Mengadopsi sikap kaku atas nama melindungi kedaulatan terhadap masyarakat internasional, termasuk negara-negara yang bersedia membantu Afghanistan. Contohnya adalah posisi Taliban dalam pengelolaan bandara Kabul.
Pemerintahan Taliban, yang dipimpin oleh Akhund, bertekad untuk memiliki kendali penuh atas urusan komersial dan keamanan bandara, sehingga akhirnya menerima tawaran dari UEA, yang menyetujui tuntutannya. Setahun kemudian, maskapai penerbangan regional dan internasional, termasuk yang dimiliki oleh UEA, belum melanjutkan penerbangan ke Kabul, dan bandara tersebut masih dalam kondisi buruk, karena otoritas Taliban gagal mengelola dengan baik.
Ketiga, penunjukan Kabir mencerminkan pergeseran signifikan dari pengambilan keputusan tradisional Taliban yang kaku ke “Taliban 2.0” yang lebih kontemporer yang lebih terbuka untuk dialog.
Ini juga menunjukkan pentingnya perjanjian Doha bagi Taliban sebagai titik referensi untuk diskusi di masa depan dengan komunitas internasional tentang masalah keamanan dan inklusivitas. Meskipun Taliban tampaknya menolak segala bentuk dialog dengan warga Afghanistan lainnya, kelompok itu tidak berhenti terlibat.
Salah satu inisiatif yang mencoba mempromosikan dialog dengan Taliban adalah Forum Pemikiran Masa Depan Afghanistan (AFTF), diketuai oleh Ibu Fatima Gailani, seorang politikus Afghanistan dan mantan negosiator. Itu diadakan enam kali, menyatukan tokoh-tokoh Afghanistan terkemuka dari berbagai komunitas etno-agama, profesi dan persuasi politik. Jauh dari sorotan media, forum tersebut diam-diam mengubah sikap di antara anggota Taliban dan oposisi.

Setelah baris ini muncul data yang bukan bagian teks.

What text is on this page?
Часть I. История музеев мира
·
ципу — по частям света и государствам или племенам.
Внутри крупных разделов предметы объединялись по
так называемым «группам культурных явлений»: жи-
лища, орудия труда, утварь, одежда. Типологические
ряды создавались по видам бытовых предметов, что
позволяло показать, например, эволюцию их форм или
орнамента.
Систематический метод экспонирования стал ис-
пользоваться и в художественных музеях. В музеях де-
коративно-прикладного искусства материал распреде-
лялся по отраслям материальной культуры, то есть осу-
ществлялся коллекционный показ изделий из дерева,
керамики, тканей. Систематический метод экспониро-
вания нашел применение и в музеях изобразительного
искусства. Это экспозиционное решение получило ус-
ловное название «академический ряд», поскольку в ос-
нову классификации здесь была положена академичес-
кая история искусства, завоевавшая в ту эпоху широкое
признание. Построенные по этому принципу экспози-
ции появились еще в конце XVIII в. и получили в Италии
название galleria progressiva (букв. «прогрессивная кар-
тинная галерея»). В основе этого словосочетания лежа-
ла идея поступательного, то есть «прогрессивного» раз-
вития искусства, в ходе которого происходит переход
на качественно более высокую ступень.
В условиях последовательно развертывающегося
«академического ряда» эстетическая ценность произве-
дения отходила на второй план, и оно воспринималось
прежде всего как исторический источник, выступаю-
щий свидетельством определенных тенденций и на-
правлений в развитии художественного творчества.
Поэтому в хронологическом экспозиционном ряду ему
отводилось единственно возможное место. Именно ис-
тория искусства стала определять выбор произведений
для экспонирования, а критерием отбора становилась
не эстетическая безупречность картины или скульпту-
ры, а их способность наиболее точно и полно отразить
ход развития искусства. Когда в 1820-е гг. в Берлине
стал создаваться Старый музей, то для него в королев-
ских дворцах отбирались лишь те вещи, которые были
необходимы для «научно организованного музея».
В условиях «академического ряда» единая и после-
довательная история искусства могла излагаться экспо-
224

Akhirnya, sangat penting untuk mengakui bahwa krisis politik di Pakistan, yang dapat meluas ke Afghanistan dan eskalasi baru-baru ini di sepanjang perbatasan Afghanistan-Iran atas hak atas air, dapat mengguncang kawasan jika tidak ada tindakan yang diambil. Jika Afghanistan menjadi pihak dalam konflik, itu akan memiliki konsekuensi besar bagi kawasan itu dan sekitarnya. Sangat penting bagi dunia bahwa Afghanistan tetap stabil dan damai dengan tetangganya.
Oleh karena itu, komunitas internasional tidak boleh menyia-nyiakan kesempatan ini, memperdebatkan apakah pergantian perdana menteri merupakan indikasi yang cukup bahwa Taliban bersedia mengubah kebijakan dalam dan luar negerinya. Ini memang pertanda jelas bahwa ada ruang untuk keterlibatan.
Barat harus menjangkau Taliban dan menunjukkan kesiapan untuk menegosiasikan pencabutan sanksi dan pengembalian bantuan pembangunan secara bertahap. Keterlibatan semacam itu sangat penting untuk mencegah salah satu krisis kemanusiaan terburuk dalam beberapa dekade terakhir dan konflik baru yang mendestabilisasi kawasan.
Pendapat yang diungkapkan dalam artikel ini adalah milik penulis sendiri dan tidak mencerminkan posisi redaksi Al Jazeera.